Yep, there are some distros that let you do that. I have an old laptop I
bought on sold.com.au. I got 2 laptops for $150. The better one is a Colour
Compaq Areo, 486SX33 with 4Mb of RAM. I can't remember what the single floppy
disk thing was called, but it had an option to install to a UMSDOS filesystem
which worked for me. It also had addon disks to expand it. I even got an
X-Server running on the laptop in the 4Mb. (Acutally it may have been
muLinux).
I refered to muLinux a lot when I pacakged a single floppy boot disk image
that runs a qt/embedded demo. If anyone is interested you can get it by going
to http://www.trolltech.com/products/qt/embedded/qpe.html and following the
link to boot disks at the bottom of the page.

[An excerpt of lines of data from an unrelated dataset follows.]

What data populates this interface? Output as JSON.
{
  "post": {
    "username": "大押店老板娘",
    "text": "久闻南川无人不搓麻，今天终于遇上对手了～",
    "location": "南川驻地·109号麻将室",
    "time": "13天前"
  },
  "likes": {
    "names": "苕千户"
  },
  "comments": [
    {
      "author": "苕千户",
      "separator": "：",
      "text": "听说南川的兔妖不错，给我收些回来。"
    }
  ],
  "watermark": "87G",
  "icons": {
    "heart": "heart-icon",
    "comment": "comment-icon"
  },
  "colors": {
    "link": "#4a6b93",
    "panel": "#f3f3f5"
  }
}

Also at home I have a 486 which is my firewall to my bigpond cable
connection. I used a single boot floppy distribution called coyote linux. It
is based on the linux router project (LRP). I've modified the scripts that
sets up the ipchains and added the bpalogin client to the floppy image so it
logs in to the bigpond network and does IP masquerading. The 486 doesn't have
a harddisk, just the floppy drive. Ofcourse that means I can't permanently
keep any log files. However the 486 does have 8Mb or RAM so I didn't have to
worry.
Maybe Aaron should have a look on ebay or sold for some cheap old RAM or a
cheap old computer. How expensive can a 486 with 8Mb be? Even in the saturday
paper I'm sure you can get them for under $100.